É possível observar como o setor de comércio e serviços concentra a maior parcela da população ocupada (50,5% entre os dois setores, além dos 5,6% referentes aos serviços financeiros). Comparando-se os resultados de 2017 com os de 2014 são vistos três fenômenos de leve mudança, especialmente pelo curto intervalo: os serviços aumentaram sua participação de 54,2% para 56,1%; a agricultura reduziu sua participação de 22,1% para 20,1%; e os empregos urbanos (fora do âmbito dos serviços) aumentaram sua participação de 22,5% para 22,9%. Neste curto intervalo de 3 anos o comércio foi a atividade econômica que absorveu a maior parte da mão de obra empregada, enquanto a agricultura foi a que mais perdeu espaço.

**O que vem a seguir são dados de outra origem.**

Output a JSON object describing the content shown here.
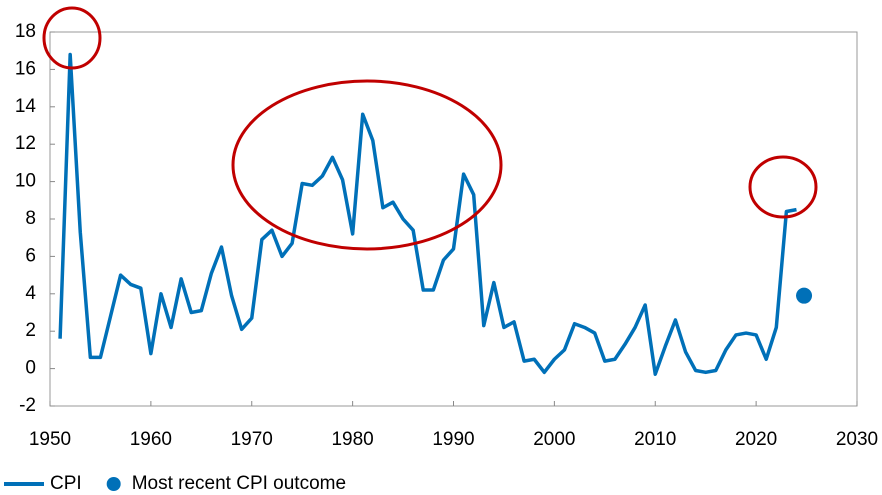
{
  "chart_data": {
    "type": "line",
    "series": [
      {
        "name": "CPI",
        "color": "#0070b8",
        "x": [
          1951,
          1952,
          1953,
          1954,
          1955,
          1956,
          1957,
          1958,
          1959,
          1960,
          1961,
          1962,
          1963,
          1964,
          1965,
          1966,
          1967,
          1968,
          1969,
          1970,
          1971,
          1972,
          1973,
          1974,
          1975,
          1976,
          1977,
          1978,
          1979,
          1980,
          1981,
          1982,
          1983,
          1984,
          1985,
          1986,
          1987,
          1988,
          1989,
          1990,
          1991,
          1992,
          1993,
          1994,
          1995,
          1996,
          1997,
          1998,
          1999,
          2000,
          2001,
          2002,
          2003,
          2004,
          2005,
          2006,
          2007,
          2008,
          2009,
          2010,
          2011,
          2012,
          2013,
          2014,
          2015,
          2016,
          2017,
          2018,
          2019,
          2020,
          2021,
          2022,
          2023,
          2024
        ],
        "values": [
          1.6,
          16.8,
          7.3,
          0.6,
          0.6,
          2.8,
          5.0,
          4.5,
          4.3,
          0.8,
          4.0,
          2.2,
          4.8,
          3.0,
          3.1,
          5.1,
          6.5,
          3.9,
          2.1,
          2.7,
          6.9,
          7.4,
          6.0,
          6.7,
          9.9,
          9.8,
          10.3,
          11.3,
          10.1,
          7.2,
          13.6,
          12.2,
          8.6,
          8.9,
          8.0,
          7.4,
          4.2,
          4.2,
          5.8,
          6.4,
          10.4,
          9.3,
          2.3,
          4.6,
          2.2,
          2.5,
          0.4,
          0.5,
          -0.2,
          0.5,
          1.0,
          2.4,
          2.2,
          1.9,
          0.4,
          0.5,
          1.3,
          2.2,
          3.4,
          -0.3,
          1.2,
          2.6,
          0.9,
          -0.1,
          -0.2,
          -0.1,
          1.0,
          1.8,
          1.9,
          1.8,
          0.5,
          2.2,
          8.4,
          8.5
        ]
      },
      {
        "name": "Most recent CPI outcome",
        "color": "#0070b8",
        "style": "marker",
        "x": [
          2024.75
        ],
        "values": [
          3.9
        ]
      }
    ],
    "xlim": [
      1950,
      2030
    ],
    "xticks": [
      1950,
      1960,
      1970,
      1980,
      1990,
      2000,
      2010,
      2020,
      2030
    ],
    "ylim": [
      -2,
      18
    ],
    "yticks": [
      -2,
      0,
      2,
      4,
      6,
      8,
      10,
      12,
      14,
      16,
      18
    ],
    "grid": false
  }
}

27,1 23,4 20,1 11,6 7,9 5,6 3,4 0,8 Comércio Outros serviços Agricultura Manufaturas Construção Serviços financeiros Transporte Outros

E outro dado importante para entender as relações sociais de produção no Paraguai, auxiliando na compreensão da precarização das condições de vida e no aprofundamento das desigualdades é a taxa de ocupação no mercado informal de trabalho. Segundo os dados da Cepalstat (2018) em 2014 os ocupados urbanos no setor informal do mercado de trabalho representavam 50,6% da população, mais da metade da população estando no mercado informal. A taxa era maior para as mulheres, com 56,9%, e para os homens a taxa chegava a 45,6%. Os últimos dados apresentados pela Cepalstat referentes ao ano de 2017 demonstram como esse fenômeno vem se aprofundando. A taxa de ocupação informal passou para 53,4%, sendo que para as mulheres passou a representar 59,4% e para os homens a taxa chegou a 48,8%. O peso da informalidade reflete na precarização das relações de trabalho, mas influencia também nas assimetrias, na concentração e na hierarquização da sociedade, fazendo que as massas estejam afastadas dos mecanismos institucionais, seja pelo desconhecimento, seja pela desconfiança ou dificuldade em observar a sua capacidade de resposta.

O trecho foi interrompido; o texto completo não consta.